I thought this movie was delightful. I have seen reviews calling it 'racist', but--hello!--Earl Stone is a 90-yr-old white guy in Peoria Illinois! You were expecting Joe Biden? And he's had his head AND heart buried in daylilly seeds, to the exclusion of everyone and everything else since forever. The character is racist; the movie is not. His racism is not central to the plot and is inconsequential to the action of the film.
Truth be told, I think there is a kind of autobiographical element to Mule. I think Eastwood found this article in the Times Magazine, Earl's obsession with the ephemeral & beautiful lillies, and his success as a mule, to be akin to his own immersion in just about every level of film. And then, the mule part, after selling the concept, quarterbacking the concept to completion: a film, a fantasy, a fiction, something people buy in doses for an evening's trip away from their own realities. If successful, it makes big bucks for the 'cartels' that invested and he does pretty well, too. Like Earl, Mr. Eastwood is very successful.
It is a modest, self deprecating metaphor, and indeed, a modest, unpretentious film, worthy of Eastwood, an almost-90-yr-old white guy who probably doesn't cotton to emotional drivel and sycophancy.
And Mr. Eastwood plays the hell out of 90-yr-old. He walks a little funny, the shoulders of his jackets hang uneven on his frame. He squints a bit, hesitates a bit, and conveys exquisitely the the compensations the elderly must make to function with a creaky joint or a memory slip. Which makes mindblowing when he hands tins of popcorn to a traffic cop who is looking right at 30 kilos of cocaine. Or consorts with nubile ladies he calls in for a visit on the road. Or the 'racism' he invokes to protect his cartel chaperones as well as a cop from certain certain death.

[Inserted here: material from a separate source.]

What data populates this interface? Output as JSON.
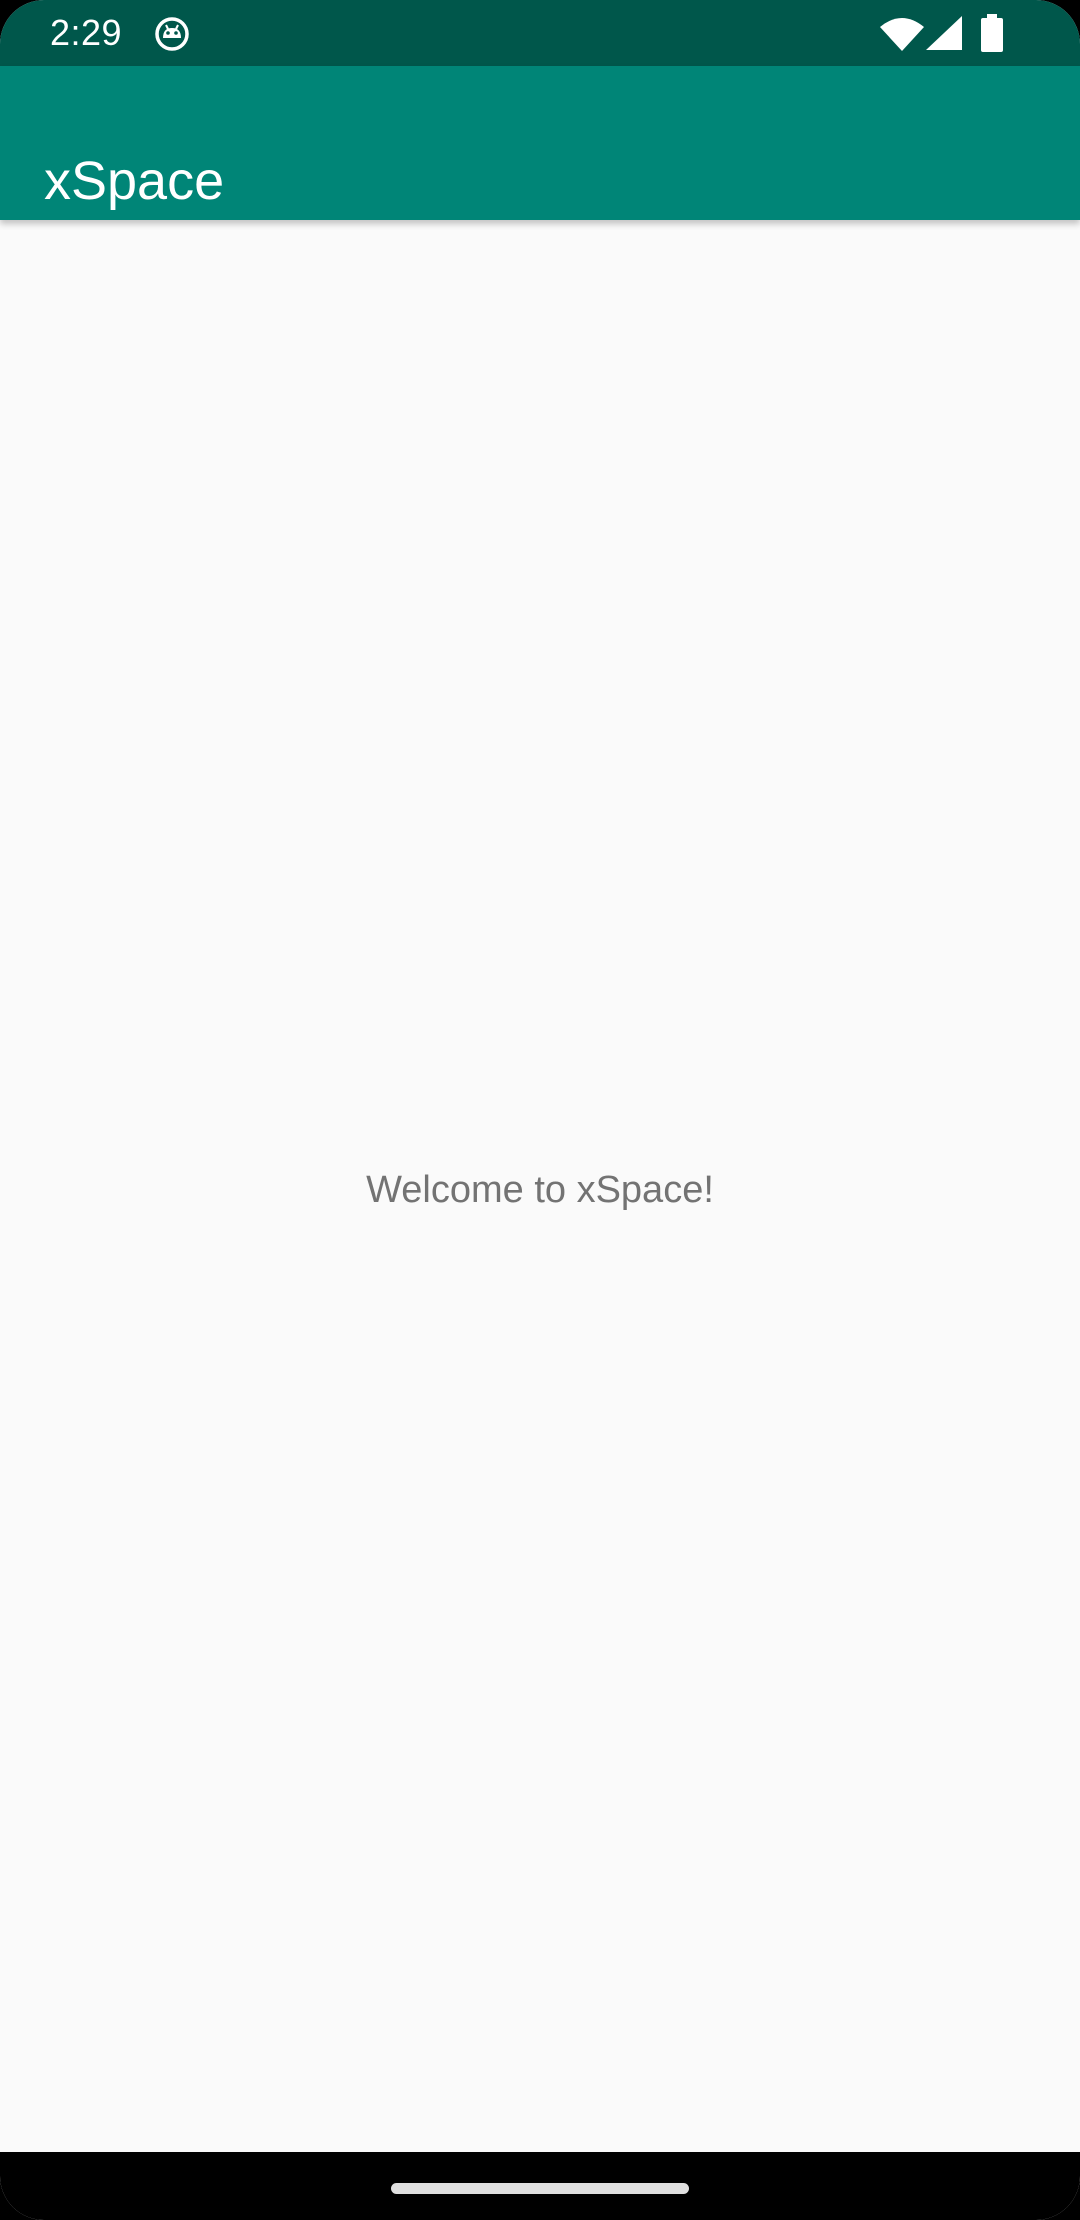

What's more, the audience is never invited to invest in the darker paths the film could travel down. There are drug cartel thugs all over the movie, and drugs. There is a SWAT raid. Someone gets executed. The FBI (Fishburne and Cooper). There are skimpily clad ladies who are available for a price. And the F-bomb -- Earl is no F-bomb virgin. And yet, these things are treated almost as they would be if the film were made for prime time TV, without grittiness. You are to let them slip by.

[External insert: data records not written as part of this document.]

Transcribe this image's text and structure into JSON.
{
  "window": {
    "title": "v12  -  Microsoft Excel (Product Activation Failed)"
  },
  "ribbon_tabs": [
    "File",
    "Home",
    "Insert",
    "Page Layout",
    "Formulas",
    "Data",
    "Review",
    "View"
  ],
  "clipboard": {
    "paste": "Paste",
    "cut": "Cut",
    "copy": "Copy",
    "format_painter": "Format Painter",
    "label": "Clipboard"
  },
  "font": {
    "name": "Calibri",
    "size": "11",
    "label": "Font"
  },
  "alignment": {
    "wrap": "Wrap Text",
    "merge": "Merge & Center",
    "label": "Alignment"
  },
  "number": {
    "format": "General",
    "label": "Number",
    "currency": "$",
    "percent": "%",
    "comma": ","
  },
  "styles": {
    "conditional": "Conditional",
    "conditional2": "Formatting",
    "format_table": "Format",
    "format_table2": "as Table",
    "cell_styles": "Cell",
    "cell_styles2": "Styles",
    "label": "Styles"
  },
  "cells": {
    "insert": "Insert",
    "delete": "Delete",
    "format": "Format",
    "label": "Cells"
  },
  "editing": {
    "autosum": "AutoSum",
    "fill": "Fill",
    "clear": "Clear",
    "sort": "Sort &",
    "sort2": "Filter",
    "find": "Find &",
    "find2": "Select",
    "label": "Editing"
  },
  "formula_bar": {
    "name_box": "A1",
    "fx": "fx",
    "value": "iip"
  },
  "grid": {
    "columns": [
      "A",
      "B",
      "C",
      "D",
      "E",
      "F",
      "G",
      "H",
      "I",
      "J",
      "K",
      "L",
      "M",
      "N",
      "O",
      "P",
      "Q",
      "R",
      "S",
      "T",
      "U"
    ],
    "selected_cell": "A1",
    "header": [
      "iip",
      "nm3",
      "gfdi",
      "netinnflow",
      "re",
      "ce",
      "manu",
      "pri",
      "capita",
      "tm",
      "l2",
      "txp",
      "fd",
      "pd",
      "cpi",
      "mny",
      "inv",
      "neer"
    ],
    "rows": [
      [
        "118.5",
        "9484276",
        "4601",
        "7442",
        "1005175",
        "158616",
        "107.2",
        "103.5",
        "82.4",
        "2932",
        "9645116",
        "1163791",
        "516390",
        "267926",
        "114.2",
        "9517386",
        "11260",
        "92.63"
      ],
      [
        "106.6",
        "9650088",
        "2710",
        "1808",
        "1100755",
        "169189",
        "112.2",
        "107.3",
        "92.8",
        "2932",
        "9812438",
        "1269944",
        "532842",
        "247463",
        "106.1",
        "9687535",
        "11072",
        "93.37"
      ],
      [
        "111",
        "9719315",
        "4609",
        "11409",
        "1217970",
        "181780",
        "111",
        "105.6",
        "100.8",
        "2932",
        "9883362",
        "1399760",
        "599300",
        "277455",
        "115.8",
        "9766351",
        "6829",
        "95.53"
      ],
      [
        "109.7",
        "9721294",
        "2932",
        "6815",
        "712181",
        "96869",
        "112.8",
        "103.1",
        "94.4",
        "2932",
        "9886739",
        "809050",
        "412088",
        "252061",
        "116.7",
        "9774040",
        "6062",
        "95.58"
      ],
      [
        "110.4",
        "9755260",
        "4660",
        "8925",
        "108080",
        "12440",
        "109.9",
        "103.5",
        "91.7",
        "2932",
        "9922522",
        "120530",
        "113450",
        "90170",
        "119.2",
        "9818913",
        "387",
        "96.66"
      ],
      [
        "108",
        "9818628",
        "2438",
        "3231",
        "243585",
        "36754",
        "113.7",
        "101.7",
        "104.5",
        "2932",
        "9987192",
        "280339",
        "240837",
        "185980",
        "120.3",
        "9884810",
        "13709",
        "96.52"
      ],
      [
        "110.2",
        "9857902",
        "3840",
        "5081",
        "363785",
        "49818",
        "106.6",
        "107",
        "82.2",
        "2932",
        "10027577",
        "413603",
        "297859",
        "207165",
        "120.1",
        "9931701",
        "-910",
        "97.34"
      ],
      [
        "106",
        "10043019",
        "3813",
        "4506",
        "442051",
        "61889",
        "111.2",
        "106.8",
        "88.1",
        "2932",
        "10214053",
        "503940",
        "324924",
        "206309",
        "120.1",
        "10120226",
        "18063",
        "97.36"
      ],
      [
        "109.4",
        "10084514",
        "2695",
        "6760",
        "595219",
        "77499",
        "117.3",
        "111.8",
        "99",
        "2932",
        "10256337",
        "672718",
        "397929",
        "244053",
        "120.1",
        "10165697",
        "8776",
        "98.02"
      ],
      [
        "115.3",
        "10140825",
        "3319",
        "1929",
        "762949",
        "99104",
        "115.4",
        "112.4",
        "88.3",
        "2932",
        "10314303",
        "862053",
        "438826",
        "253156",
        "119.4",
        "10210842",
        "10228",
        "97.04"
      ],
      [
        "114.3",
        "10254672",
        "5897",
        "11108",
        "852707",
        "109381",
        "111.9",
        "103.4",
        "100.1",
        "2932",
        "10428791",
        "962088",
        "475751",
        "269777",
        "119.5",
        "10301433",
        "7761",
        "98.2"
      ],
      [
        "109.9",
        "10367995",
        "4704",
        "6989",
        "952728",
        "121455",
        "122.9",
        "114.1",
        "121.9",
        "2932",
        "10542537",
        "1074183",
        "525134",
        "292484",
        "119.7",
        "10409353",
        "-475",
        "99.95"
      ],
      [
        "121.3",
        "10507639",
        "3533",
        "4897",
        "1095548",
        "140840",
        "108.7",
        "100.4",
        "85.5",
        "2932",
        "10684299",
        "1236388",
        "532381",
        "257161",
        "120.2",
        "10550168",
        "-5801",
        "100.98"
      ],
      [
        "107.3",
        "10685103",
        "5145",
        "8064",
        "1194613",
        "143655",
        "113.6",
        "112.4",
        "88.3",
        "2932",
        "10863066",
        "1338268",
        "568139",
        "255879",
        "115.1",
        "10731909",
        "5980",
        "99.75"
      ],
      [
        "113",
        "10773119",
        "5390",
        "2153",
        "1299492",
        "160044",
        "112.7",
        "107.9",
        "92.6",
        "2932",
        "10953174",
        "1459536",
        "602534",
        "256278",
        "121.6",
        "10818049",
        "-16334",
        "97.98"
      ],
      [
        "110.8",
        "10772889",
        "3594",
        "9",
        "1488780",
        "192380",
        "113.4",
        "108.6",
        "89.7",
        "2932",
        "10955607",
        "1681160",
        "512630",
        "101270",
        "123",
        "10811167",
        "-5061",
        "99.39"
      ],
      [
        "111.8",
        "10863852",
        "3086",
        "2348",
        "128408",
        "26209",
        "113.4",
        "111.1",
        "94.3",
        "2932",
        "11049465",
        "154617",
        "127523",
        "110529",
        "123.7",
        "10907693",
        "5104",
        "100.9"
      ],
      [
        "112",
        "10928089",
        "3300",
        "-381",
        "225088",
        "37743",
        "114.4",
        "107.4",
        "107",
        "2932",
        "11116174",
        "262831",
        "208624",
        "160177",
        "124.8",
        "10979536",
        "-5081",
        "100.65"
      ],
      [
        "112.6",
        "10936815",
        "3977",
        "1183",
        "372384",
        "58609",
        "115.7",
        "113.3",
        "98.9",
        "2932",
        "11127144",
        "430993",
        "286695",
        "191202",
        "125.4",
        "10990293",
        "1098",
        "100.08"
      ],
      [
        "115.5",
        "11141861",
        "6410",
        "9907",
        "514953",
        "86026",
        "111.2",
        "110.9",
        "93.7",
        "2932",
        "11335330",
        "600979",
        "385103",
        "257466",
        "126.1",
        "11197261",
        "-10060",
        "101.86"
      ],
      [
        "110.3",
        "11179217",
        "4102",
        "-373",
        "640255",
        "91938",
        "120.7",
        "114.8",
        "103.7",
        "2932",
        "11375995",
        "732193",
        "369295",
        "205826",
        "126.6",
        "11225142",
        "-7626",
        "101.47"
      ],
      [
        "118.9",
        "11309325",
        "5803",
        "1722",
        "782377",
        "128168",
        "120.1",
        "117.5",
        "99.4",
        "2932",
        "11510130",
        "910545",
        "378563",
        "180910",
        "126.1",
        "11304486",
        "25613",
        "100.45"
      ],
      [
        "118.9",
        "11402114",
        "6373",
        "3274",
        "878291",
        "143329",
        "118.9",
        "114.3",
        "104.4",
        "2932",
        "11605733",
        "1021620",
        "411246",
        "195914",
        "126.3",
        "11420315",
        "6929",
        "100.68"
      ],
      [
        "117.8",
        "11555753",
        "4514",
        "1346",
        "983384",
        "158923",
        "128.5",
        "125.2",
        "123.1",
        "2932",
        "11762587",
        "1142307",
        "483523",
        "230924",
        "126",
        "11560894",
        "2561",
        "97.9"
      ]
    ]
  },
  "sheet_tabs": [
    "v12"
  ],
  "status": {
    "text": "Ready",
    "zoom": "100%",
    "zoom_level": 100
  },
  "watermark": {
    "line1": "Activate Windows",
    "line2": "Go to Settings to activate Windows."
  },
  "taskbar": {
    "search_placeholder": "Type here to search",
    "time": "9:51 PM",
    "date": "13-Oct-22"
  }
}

You are to watch Earl. Watch him just handle things, with an ease borne by experience and an emotional cool borne of self-knowledge. Watch him drive his terrifyingly dangerous runs singing (off-key) country songs so loud his cartel chaperones tailing him sing along. Eating peanuts while he wails.
Until he hits a wall, something he can't just handle and dispense with: He sits at a death bed and watches a key person in his personal life pass. Someone he neglected for his 'daylillies'.
Well, Mr. Eastwood has had a very full personal life and almost certainly has had over the years to neglect the personal for his work, with consequences. In any event, it just seems to me NOT coincidental that Earl's bitterly neglected daughter is played by his own daughter, Alison Eastwood.
The last scenes of the film are poignant and his final stride out-of-frame leaves me hoping this prolific actor, artist, and creator is not using this film to say good-bye.
I really enjoyed this film. I do believe it has a strong autobiographical element, as the auteur and artist and man grapple with The Big Picture. I (who grew up near Peoria, Il.) find Earl delightful in his simplicity and truth' a "Marty"-like character. Eastwood's performance is spot-on and completly believable, on a par with Sally Hawkins' in "The Shape of Water."